Poker Tra le vincite memorabili, la partita giocata la notte di Capodanno 1972-1973, con Domenico Modugno, Franco Migliacci e l’impresario Attilio Altieri (Modugno si rifiuta di pagare il debito di gioco, se non il giorno dopo, quando Morandi gli chiede il dovuto davanti a tutti in un caffè, e lui, per zittirlo, gli promette in cambio dei soldi un quadro di Guttuso). La perdita più alta risale al 1975, 90 mila dollari, durante un tour americano che al massimo gliene avrebbe fruttati 25-30 mila (estingue una parte del debito in denaro, il resto impegnandosi per iscritto ad andare a cantare "alcune volte" in Sicilia, nel paese del giocatore, tale Bruno, senza compenso).
Tournées «Ho girato così tante volte tutta l’Italia, che conosco a memoria i 553 chilometri dell’autostrada del Sole».

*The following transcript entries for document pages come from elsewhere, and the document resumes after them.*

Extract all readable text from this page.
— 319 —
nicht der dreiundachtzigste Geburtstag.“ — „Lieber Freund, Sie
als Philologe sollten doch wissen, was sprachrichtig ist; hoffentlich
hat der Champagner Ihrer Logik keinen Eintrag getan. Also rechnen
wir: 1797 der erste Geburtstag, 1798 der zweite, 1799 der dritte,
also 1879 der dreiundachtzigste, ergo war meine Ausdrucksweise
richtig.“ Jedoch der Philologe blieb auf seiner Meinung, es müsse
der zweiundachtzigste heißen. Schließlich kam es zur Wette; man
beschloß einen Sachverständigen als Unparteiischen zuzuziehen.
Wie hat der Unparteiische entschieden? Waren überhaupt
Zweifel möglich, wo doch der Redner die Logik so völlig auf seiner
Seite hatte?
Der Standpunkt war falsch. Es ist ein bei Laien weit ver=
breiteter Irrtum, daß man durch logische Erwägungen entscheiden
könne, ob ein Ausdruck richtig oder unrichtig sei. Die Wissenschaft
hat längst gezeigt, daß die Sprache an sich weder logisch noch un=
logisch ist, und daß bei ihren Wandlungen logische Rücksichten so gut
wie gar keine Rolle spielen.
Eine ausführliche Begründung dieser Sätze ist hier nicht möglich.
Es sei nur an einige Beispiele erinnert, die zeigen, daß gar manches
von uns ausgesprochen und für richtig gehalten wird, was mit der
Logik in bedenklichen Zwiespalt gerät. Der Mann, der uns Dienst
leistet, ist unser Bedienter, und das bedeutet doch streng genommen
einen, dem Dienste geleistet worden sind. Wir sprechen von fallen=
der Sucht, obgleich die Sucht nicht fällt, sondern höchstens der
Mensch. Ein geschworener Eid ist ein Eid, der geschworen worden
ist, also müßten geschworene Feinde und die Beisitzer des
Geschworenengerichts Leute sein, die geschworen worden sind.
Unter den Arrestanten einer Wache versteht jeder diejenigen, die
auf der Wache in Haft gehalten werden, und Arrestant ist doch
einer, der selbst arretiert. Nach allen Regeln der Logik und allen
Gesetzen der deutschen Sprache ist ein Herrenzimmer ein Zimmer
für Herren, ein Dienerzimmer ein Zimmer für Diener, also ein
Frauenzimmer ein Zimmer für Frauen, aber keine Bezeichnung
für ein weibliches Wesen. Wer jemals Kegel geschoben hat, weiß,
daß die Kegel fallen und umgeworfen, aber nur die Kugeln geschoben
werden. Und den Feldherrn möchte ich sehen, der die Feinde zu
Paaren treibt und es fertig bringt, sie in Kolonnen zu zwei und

Curiosità • «A volte dal palco per tenermi concentrato conto mentalmente gli spettatori. E in genere sbaglio di 50 persone al massimo» • Vegetariano • Appassionato podista, da quando ha corso la maratona di New York del 97. Il suo record personale in quella di Cesano Boscone: 3 ore e 36 • Tifa Bologna, è stato presidente onorario della società dal 2010 al 2014 • La nazionale cantanti l’hanno fondata lui e Mogol • Non mangia mai prima dei concerti, ma una volta nel 1983 a Falerna, presso Catanzaro, fece uno sgarro alla regola: si rimpinzò di pesce e vino bianco e fu colto da un attacco di diarrea a metà di Fatti mandare dalla mamma • Quando morì il pittore Giorgio Morandi il postino si sbagliò e portarono i telegrammi a lui • Scrive una pagina di diario tutte le sere da quando era ragazzo, perché così gli aveva detto di fare suo papà • «Una cosa mi è mancata: fare un bel film, un film vero. Forse perché mi ricordo di quando, bambino, vendevo le caramelle nel cinematografo di Monghidoro e vedevo questi grandi, immensi eroi americani sullo schermo. Secondo me non mi scritturano perché non riescono a immaginarmi in un personaggio che non sia Gianni Morandi» (a Giuseppe Videtti).